I'm following up with a change in behavior flagged by a DataLad test. As with most things in this area, I have a hard time reasoning about what the expected behavior should be and whether it should be considered a bug. Here's the reproducer:
set -eu
cd "$(mktemp -d "${TMPDIR:-/tmp}"/ga-XXXXXXX)"
git version
git annex version | head -1
git init -q
git annex init
echo a >foo
git annex add foo
git commit --quiet -m 'add foo'
git annex unlock foo
printf '* annex.largefiles=nothing\n' >.gitattributes
sleep 1
git annex add foo
git commit -q -m 'commit unlocked' -- foo
set -x
export PS4='> '
git diff HEAD^- -- foo
git diff --cached
Here's the output with 8.20210428:
git version 2.31.1.659.g12c5fe8677
git-annex version: 8.20210428
[...]
> git diff HEAD^- -- foo
diff --git a/foo b/foo
deleted file mode 120000
index 8a2a0c9..0000000
--- a/foo
+++ /dev/null
@@ -1 +0,0 @@
-.git/annex/objects/3z/F8/SHA256E-s2--87428fc522803d31065e7bce3cf03fe475096631e5e07bbd7a0fde60c4cf25c7/SHA256E-s2--87428fc522803d31065e7bce3cf03fe475096631e5e07bbd7a0fde60c4cf25c7
\ No newline at end of file
diff --git a/foo b/foo
new file mode 100644
index 0000000..7898192
--- /dev/null
+++ b/foo
@@ -0,0 +1 @@
+a
> git diff --cached
And here's the output with a recent commit on master following 424bef6b6:
git version 2.31.1.659.g12c5fe8677
git-annex version: 8.20210429-ge811a50e2
[...]
> git diff HEAD^- -- foo
diff --git a/foo b/foo
deleted file mode 120000
index 8a2a0c9..0000000
--- a/foo
+++ /dev/null
@@ -1 +0,0 @@
-.git/annex/objects/3z/F8/SHA256E-s2--87428fc522803d31065e7bce3cf03fe475096631e5e07bbd7a0fde60c4cf25c7/SHA256E-s2--87428fc522803d31065e7bce3cf03fe475096631e5e07bbd7a0fde60c4cf25c7
\ No newline at end of file
diff --git a/foo b/foo
new file mode 100644
index 0000000..3de500c
--- /dev/null
+++ b/foo
@@ -0,0 +1 @@
+/annex/objects/SHA256E-s2--87428fc522803d31065e7bce3cf03fe475096631e5e07bbd7a0fde60c4cf25c7
> git diff --cached
diff --git a/foo b/foo
index 3de500c..7898192 100644
--- a/foo
+++ b/foo
@@ -1 +1 @@
-/annex/objects/SHA256E-s2--87428fc522803d31065e7bce3cf03fe475096631e5e07bbd7a0fde60c4cf25c7
+a
Before 424bef6b6, git annex add foo + git commit ... foo
results in
a commit that has foo's content tracked in git.
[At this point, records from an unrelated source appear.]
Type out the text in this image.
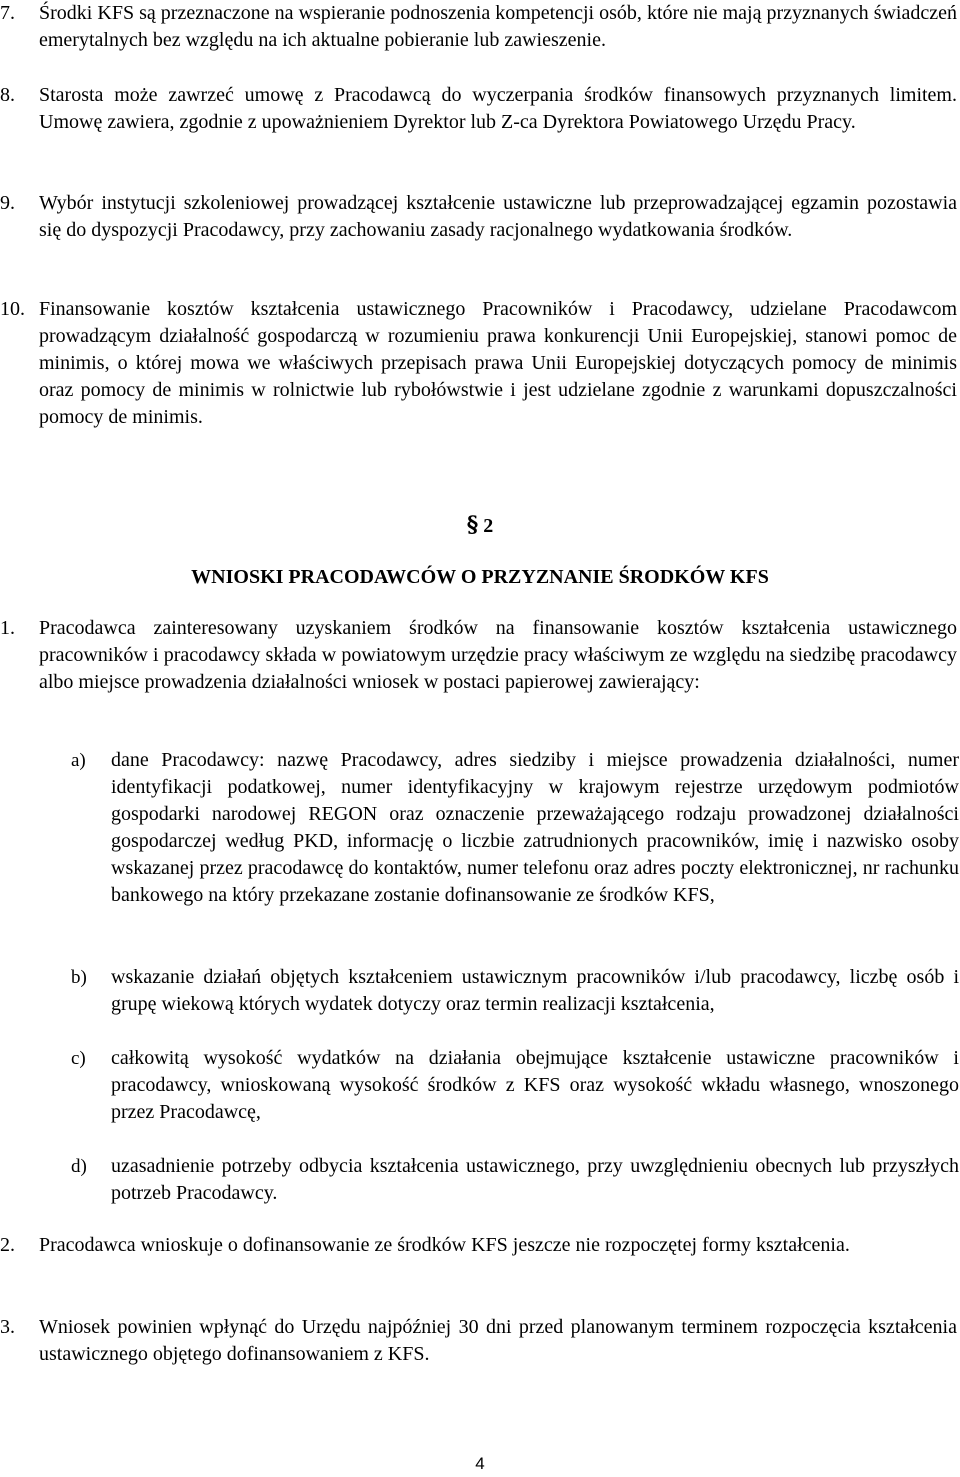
7.	Środki KFS są przeznaczone na wspieranie podnoszenia kompetencji osób, które nie mają przyznanych świadczeń emerytalnych bez względu na ich aktualne pobieranie lub zawieszenie.
8.	Starosta może zawrzeć umowę z Pracodawcą do wyczerpania środków finansowych przyznanych limitem. Umowę zawiera, zgodnie z upoważnieniem Dyrektor lub Z-ca Dyrektora Powiatowego Urzędu Pracy.
9.	Wybór instytucji szkoleniowej prowadzącej kształcenie ustawiczne lub przeprowadzającej egzamin pozostawia się do dyspozycji Pracodawcy, przy zachowaniu zasady racjonalnego wydatkowania środków.
10. Finansowanie kosztów kształcenia ustawicznego Pracowników i Pracodawcy, udzielane Pracodawcom prowadzącym działalność gospodarczą w rozumieniu prawa konkurencji Unii Europejskiej, stanowi pomoc de minimis, o której mowa we właściwych przepisach prawa Unii Europejskiej dotyczących pomocy de minimis oraz pomocy de minimis w rolnictwie lub rybołówstwie i jest udzielane zgodnie z warunkami dopuszczalności pomocy de minimis.
§ 2
WNIOSKI PRACODAWCÓW O PRZYZNANIE ŚRODKÓW KFS
1.	Pracodawca zainteresowany uzyskaniem środków na finansowanie kosztów kształcenia ustawicznego pracowników i pracodawcy składa w powiatowym urzędzie pracy właściwym ze względu na siedzibę pracodawcy albo miejsce prowadzenia działalności wniosek w postaci papierowej zawierający:
a)	dane Pracodawcy: nazwę Pracodawcy, adres siedziby i miejsce prowadzenia działalności, numer identyfikacji podatkowej, numer identyfikacyjny w krajowym rejestrze urzędowym podmiotów gospodarki narodowej REGON oraz oznaczenie przeważającego rodzaju prowadzonej działalności gospodarczej według PKD, informację o liczbie zatrudnionych pracowników, imię i nazwisko osoby wskazanej przez pracodawcę do kontaktów, numer telefonu oraz adres poczty elektronicznej, nr rachunku bankowego na który przekazane zostanie dofinansowanie ze środków KFS,
b)	wskazanie działań objętych kształceniem ustawicznym pracowników i/lub pracodawcy, liczbę osób i grupę wiekową których wydatek dotyczy oraz termin realizacji kształcenia,
c)	całkowitą wysokość wydatków na działania obejmujące kształcenie ustawiczne pracowników i pracodawcy, wnioskowaną wysokość środków z KFS oraz wysokość wkładu własnego, wnoszonego przez Pracodawcę,
d)	uzasadnienie potrzeby odbycia kształcenia ustawicznego, przy uwzględnieniu obecnych lub przyszłych potrzeb Pracodawcy.
2.	Pracodawca wnioskuje o dofinansowanie ze środków KFS jeszcze nie rozpoczętej formy kształcenia.
3.	Wniosek powinien wpłynąć do Urzędu najpóźniej 30 dni przed planowanym terminem rozpoczęcia kształcenia ustawicznego objętego dofinansowaniem z KFS.
4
After 424bef6b6, the
unlocked file is still recorded, and the switch to being tracked by
git ends up staged in the index.
The new behavior isn't seen if the pathspec is dropped from git
commit
. Also, without the sleep, it isn't triggered reliably
(presumably because the index and foo have the same mtime, bypassing
the clean filter).
Thanks for taking a look.
On the second
git annex add foo
, I see:Which seems right as far as the largefiles config goes.
That in turn runs
git add
, which runs the smudge filter. Due to my change in 424bef6b6, the smudge filter then sees an inode it already knows (because the file was unlocked), and so it avoids adding the file to git, and leaves it annexed.I don't quite understand how the different ways of running git commit play into this, or how the file ends up, after the commit, to having a non-annexed file recorded in the index. I guess the smudge filter must end up being run again, and perhaps the 424bef6b6 change doesn't work then, but anyway the behavior before that point is already a problem.
Another instance of I think the same problem is following the largefiles recipe to convert an annexed file to git:
This results in a commit that unlocked the file but leaves it annexed, and after the commit, git diff --cached shows that the index has staged a conversion from unlocked to stored in git. So very similar, and clearly 424bef6b6 cannot be allowed to cause that breakage, which does not even involve largefiles!
So I've reverted the commit for now, and we can discuss next steps in the forum thread.